Tuesday, August 09, 2005

Military Plans for Assuming Control of U.S.

This possibility I file under the category of "REMOTE," but I thought it was relevant for today. Remember, two months plus the number of days until the 22nd, 2 p.m. Under the Rainbow Bridge. I might be carrying a stick.


[SAM SMITH, UNDERNEWS - As you read this and similar stories, bear in mind that there is no provision in the Constitution for martial law. Further, the Constitution clearly grants to the states those powers not enumerated in it. Therefore, in the event of a large disaster, power would properly - and wisely - devolve to the governors of the 50 states, those best politically and technically qualified to run their jurisdictions during such periods. These, after all, are the officials with the most experience dealing with disasters in their own areas. But every major disaster plan since the 1980s has - like this one - involved some sort of illegal takeover, whether by the military or by an unconstitutionally chosen group of individuals. This story is not about saving America; it is about a military coup.]

BRADLEY GRAHAM, WASHINGTON POST - The U.S. military has devised its first-ever war plans for guarding against and responding to terrorist attacks in the United States, envisioning 15 potential crisis scenarios and anticipating several simultaneous strikes around the country, according to officers who drafted the plans....

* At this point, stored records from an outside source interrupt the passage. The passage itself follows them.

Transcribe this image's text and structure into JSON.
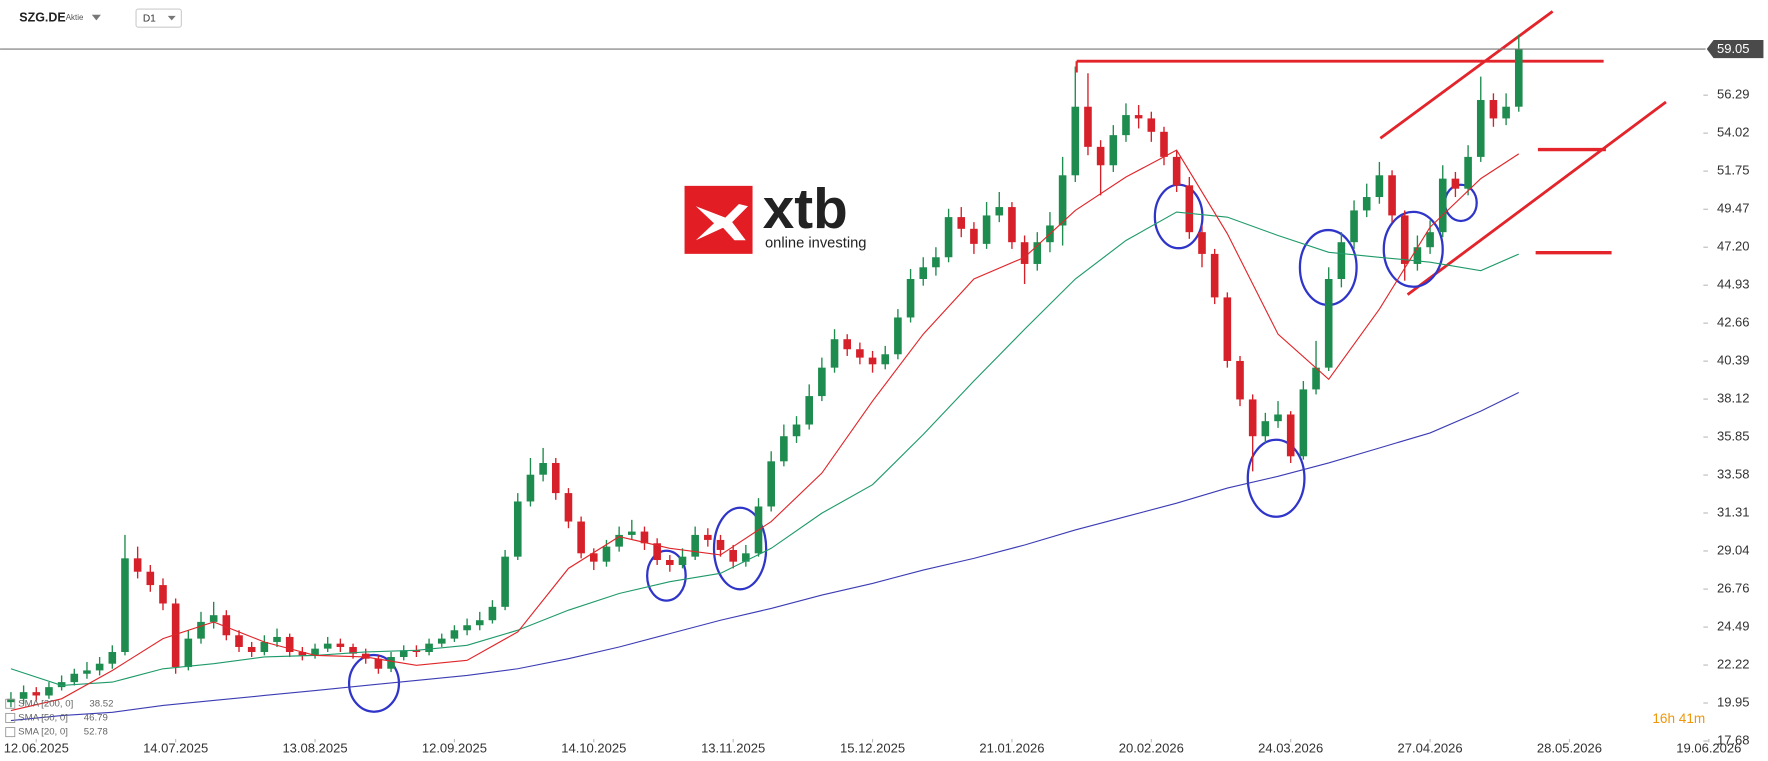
{
  "chart_data": {
    "type": "candlestick",
    "title": "SZG.DE",
    "instrument_type": "Aktie",
    "timeframe": "D1",
    "countdown": "16h 41m",
    "logo": {
      "name": "xtb",
      "tagline": "online investing"
    },
    "up_color": "#1e8c4e",
    "down_color": "#d6202a",
    "open": [
      20.0,
      20.2,
      20.6,
      20.4,
      20.9,
      21.2,
      21.7,
      21.9,
      22.3,
      23.0,
      28.6,
      27.8,
      27.0,
      25.9,
      22.1,
      23.8,
      24.8,
      25.2,
      24.0,
      23.3,
      23.0,
      23.6,
      23.9,
      23.0,
      22.8,
      23.2,
      23.5,
      23.3,
      22.9,
      22.6,
      22.0,
      22.7,
      23.1,
      23.0,
      23.5,
      23.8,
      24.3,
      24.6,
      24.9,
      25.7,
      28.7,
      32.0,
      33.6,
      34.3,
      32.5,
      30.8,
      28.9,
      28.4,
      29.3,
      30.0,
      30.2,
      29.5,
      28.5,
      28.2,
      28.7,
      30.0,
      29.7,
      29.1,
      28.4,
      28.9,
      31.7,
      34.4,
      35.9,
      36.6,
      38.3,
      40.0,
      41.7,
      41.1,
      40.6,
      40.2,
      40.8,
      43.0,
      45.3,
      46.0,
      46.6,
      49.0,
      48.3,
      47.4,
      49.1,
      49.6,
      47.5,
      46.2,
      47.5,
      48.5,
      51.5,
      55.6,
      53.2,
      52.1,
      53.9,
      55.1,
      54.9,
      54.1,
      52.6,
      50.9,
      48.1,
      46.8,
      44.2,
      40.4,
      38.1,
      35.9,
      36.8,
      37.2,
      34.7,
      38.7,
      40.0,
      45.3,
      47.5,
      49.4,
      50.2,
      51.5,
      49.1,
      46.2,
      47.2,
      48.1,
      51.3,
      50.7,
      52.6,
      56.0,
      54.9,
      55.6
    ],
    "high": [
      20.6,
      21.0,
      20.9,
      21.2,
      21.6,
      22.0,
      22.4,
      22.7,
      23.4,
      30.0,
      29.3,
      28.2,
      27.4,
      26.2,
      24.3,
      25.4,
      26.0,
      25.5,
      24.3,
      23.6,
      24.0,
      24.4,
      24.1,
      23.3,
      23.5,
      23.9,
      23.8,
      23.5,
      23.2,
      22.8,
      23.0,
      23.4,
      23.4,
      23.8,
      24.1,
      24.6,
      25.0,
      25.4,
      26.1,
      29.1,
      32.5,
      34.6,
      35.2,
      34.6,
      32.8,
      31.1,
      29.2,
      29.7,
      30.5,
      30.9,
      30.5,
      29.8,
      28.8,
      29.2,
      30.5,
      30.4,
      30.0,
      29.4,
      29.4,
      32.2,
      35.0,
      36.6,
      37.1,
      39.0,
      40.6,
      42.3,
      42.0,
      41.5,
      41.0,
      41.3,
      43.5,
      45.9,
      46.6,
      47.2,
      49.5,
      49.6,
      48.7,
      49.9,
      50.5,
      49.9,
      47.9,
      48.1,
      49.3,
      52.6,
      58.0,
      57.6,
      53.6,
      54.5,
      55.8,
      55.7,
      55.3,
      54.4,
      53.0,
      51.4,
      48.5,
      47.1,
      44.5,
      40.7,
      38.4,
      37.3,
      38.0,
      37.4,
      39.2,
      41.6,
      46.0,
      48.1,
      50.0,
      51.0,
      52.3,
      51.8,
      49.4,
      47.9,
      48.8,
      52.1,
      51.7,
      53.3,
      57.4,
      56.4,
      56.4,
      59.9
    ],
    "low": [
      19.7,
      19.9,
      20.1,
      20.2,
      20.7,
      21.0,
      21.4,
      21.6,
      22.0,
      22.8,
      27.4,
      26.6,
      25.5,
      21.7,
      21.9,
      23.5,
      24.4,
      23.7,
      23.0,
      22.7,
      22.8,
      23.3,
      22.7,
      22.5,
      22.6,
      23.0,
      23.0,
      22.6,
      22.3,
      21.7,
      21.8,
      22.5,
      22.7,
      22.8,
      23.3,
      23.6,
      24.0,
      24.3,
      24.7,
      25.5,
      28.5,
      31.7,
      33.2,
      32.1,
      30.4,
      28.6,
      27.9,
      28.1,
      29.0,
      29.7,
      29.1,
      28.2,
      27.8,
      28.0,
      28.5,
      29.3,
      28.7,
      28.0,
      28.1,
      28.7,
      31.4,
      34.1,
      35.5,
      36.3,
      38.0,
      39.7,
      40.7,
      40.2,
      39.7,
      39.9,
      40.5,
      42.7,
      44.9,
      45.5,
      46.3,
      47.8,
      46.8,
      47.1,
      48.7,
      47.1,
      45.0,
      45.8,
      46.9,
      47.3,
      51.1,
      52.7,
      50.3,
      51.7,
      53.5,
      54.3,
      53.5,
      52.1,
      50.5,
      47.7,
      46.0,
      43.8,
      40.0,
      37.7,
      33.8,
      35.5,
      36.4,
      34.3,
      34.5,
      38.4,
      39.8,
      44.8,
      47.1,
      49.0,
      49.8,
      48.7,
      45.2,
      45.8,
      46.8,
      47.8,
      50.2,
      50.3,
      52.3,
      54.4,
      54.5,
      55.3
    ],
    "close": [
      20.2,
      20.6,
      20.4,
      20.9,
      21.2,
      21.7,
      21.9,
      22.3,
      23.0,
      28.6,
      27.8,
      27.0,
      25.9,
      22.1,
      23.8,
      24.8,
      25.2,
      24.0,
      23.3,
      23.0,
      23.6,
      23.9,
      23.0,
      22.8,
      23.2,
      23.5,
      23.3,
      22.9,
      22.6,
      22.0,
      22.7,
      23.1,
      23.0,
      23.5,
      23.8,
      24.3,
      24.6,
      24.9,
      25.7,
      28.7,
      32.0,
      33.6,
      34.3,
      32.5,
      30.8,
      28.9,
      28.4,
      29.3,
      30.0,
      30.2,
      29.5,
      28.5,
      28.2,
      28.7,
      30.0,
      29.7,
      29.1,
      28.4,
      28.9,
      31.7,
      34.4,
      35.9,
      36.6,
      38.3,
      40.0,
      41.7,
      41.1,
      40.6,
      40.2,
      40.8,
      43.0,
      45.3,
      46.0,
      46.6,
      49.0,
      48.3,
      47.4,
      49.1,
      49.6,
      47.5,
      46.2,
      47.5,
      48.5,
      51.5,
      55.6,
      53.2,
      52.1,
      53.9,
      55.1,
      54.9,
      54.1,
      52.6,
      50.9,
      48.1,
      46.8,
      44.2,
      40.4,
      38.1,
      35.9,
      36.8,
      37.2,
      34.7,
      38.7,
      40.0,
      45.3,
      47.5,
      49.4,
      50.2,
      51.5,
      49.1,
      46.2,
      47.2,
      48.1,
      51.3,
      50.7,
      52.6,
      56.0,
      54.9,
      55.6,
      59.05
    ],
    "series": [
      {
        "name": "SMA [200, 0]",
        "type": "line",
        "color": "#3c3cb4",
        "x": [
          0,
          4,
          8,
          12,
          16,
          20,
          24,
          28,
          32,
          36,
          40,
          44,
          48,
          52,
          56,
          60,
          64,
          68,
          72,
          76,
          80,
          84,
          88,
          92,
          96,
          100,
          104,
          108,
          112,
          116,
          119
        ],
        "values": [
          18.9,
          19.2,
          19.4,
          19.8,
          20.1,
          20.4,
          20.7,
          21.0,
          21.3,
          21.6,
          22.0,
          22.6,
          23.3,
          24.1,
          24.9,
          25.6,
          26.4,
          27.1,
          27.9,
          28.6,
          29.4,
          30.3,
          31.1,
          31.9,
          32.8,
          33.5,
          34.3,
          35.2,
          36.1,
          37.4,
          38.52
        ]
      },
      {
        "name": "SMA [50, 0]",
        "type": "line",
        "color": "#1f9a6a",
        "x": [
          0,
          4,
          8,
          12,
          16,
          20,
          24,
          28,
          32,
          36,
          40,
          44,
          48,
          52,
          56,
          60,
          64,
          68,
          72,
          76,
          80,
          84,
          88,
          92,
          96,
          100,
          104,
          108,
          112,
          116,
          119
        ],
        "values": [
          22.0,
          21.0,
          21.2,
          22.0,
          22.3,
          22.7,
          22.8,
          23.0,
          23.1,
          23.4,
          24.3,
          25.5,
          26.5,
          27.2,
          27.7,
          29.2,
          31.3,
          33.0,
          36.0,
          39.2,
          42.3,
          45.3,
          47.6,
          49.3,
          49.0,
          47.9,
          46.9,
          46.6,
          46.3,
          45.8,
          46.79
        ]
      },
      {
        "name": "SMA [20, 0]",
        "type": "line",
        "color": "#e0262a",
        "x": [
          0,
          4,
          8,
          12,
          16,
          20,
          24,
          28,
          32,
          36,
          40,
          44,
          48,
          52,
          56,
          60,
          64,
          68,
          72,
          76,
          80,
          84,
          88,
          92,
          96,
          100,
          104,
          108,
          112,
          116,
          119
        ],
        "values": [
          19.5,
          20.2,
          21.9,
          23.8,
          24.8,
          23.6,
          22.8,
          22.7,
          22.2,
          22.5,
          24.2,
          28.0,
          29.9,
          29.2,
          28.8,
          30.8,
          33.7,
          38.0,
          42.0,
          45.3,
          46.6,
          49.4,
          51.4,
          53.0,
          48.0,
          42.0,
          39.3,
          43.5,
          48.4,
          51.3,
          52.78
        ]
      }
    ],
    "xlim": [
      -0.86,
      133.3
    ],
    "ylim": [
      17.94,
      61.98
    ],
    "xticks": [
      {
        "value": 2,
        "label": "12.06.2025"
      },
      {
        "value": 13,
        "label": "14.07.2025"
      },
      {
        "value": 24,
        "label": "13.08.2025"
      },
      {
        "value": 35,
        "label": "12.09.2025"
      },
      {
        "value": 46,
        "label": "14.10.2025"
      },
      {
        "value": 57,
        "label": "13.11.2025"
      },
      {
        "value": 68,
        "label": "15.12.2025"
      },
      {
        "value": 79,
        "label": "21.01.2026"
      },
      {
        "value": 90,
        "label": "20.02.2026"
      },
      {
        "value": 101,
        "label": "24.03.2026"
      },
      {
        "value": 112,
        "label": "27.04.2026"
      },
      {
        "value": 123,
        "label": "28.05.2026"
      },
      {
        "value": 134,
        "label": "19.06.2026"
      }
    ],
    "yticks": [
      17.68,
      19.95,
      22.22,
      24.49,
      26.76,
      29.04,
      31.31,
      33.58,
      35.85,
      38.12,
      40.39,
      42.66,
      44.93,
      {
        "value": 47.2,
        "label": "47.20"
      },
      49.47,
      51.75,
      54.02,
      56.29
    ],
    "grid": false
  }
}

The war plans represent a historic shift for the Pentagon, which has been reluctant to become involved in domestic operations and is legally constrained from engaging in law enforcement. Indeed, defense officials continue to stress that they intend for the troops to play largely a supporting role in homeland emergencies, bolstering police, firefighters and other civilian response groups.

But the new plans provide for what several senior officers acknowledged is the likelihood that the military will have to take charge in some situations, especially when dealing with mass-casualty attacks that could quickly overwhelm civilian resources...

The Pentagon's new homeland defense strategy, issued in June, emphasized in boldface type that "domestic security is primarily [sic] a civilian law enforcement function." Still, it noted the possibility that ground troops might be sent into action on U.S. soil to counter security threats and deal with major emergencies...

Civil liberties groups have warned that the military's expanded involvement in homeland defense could bump up against the Posse Comitatus Act of 1878, which restricts the use of troops in domestic law enforcement. But Pentagon authorities have told Congress they see no need to change the law.

According to military lawyers here, the dispatch of ground troops would most likely be justified on the basis of the president's authority under Article 2 of the Constitution to serve as commander in chief and protect the nation. The Posse Comitatus Act exempts actions authorized by the Constitution...

One potentially tricky area, the admiral said, involves National Guard officers who are put in command of task forces that include active-duty as well as Guard units -- an approach first used last year at the Group of Eight summit in Georgia. Guard troops, acting under state control, are exempt from Posse Comitatus prohibitions.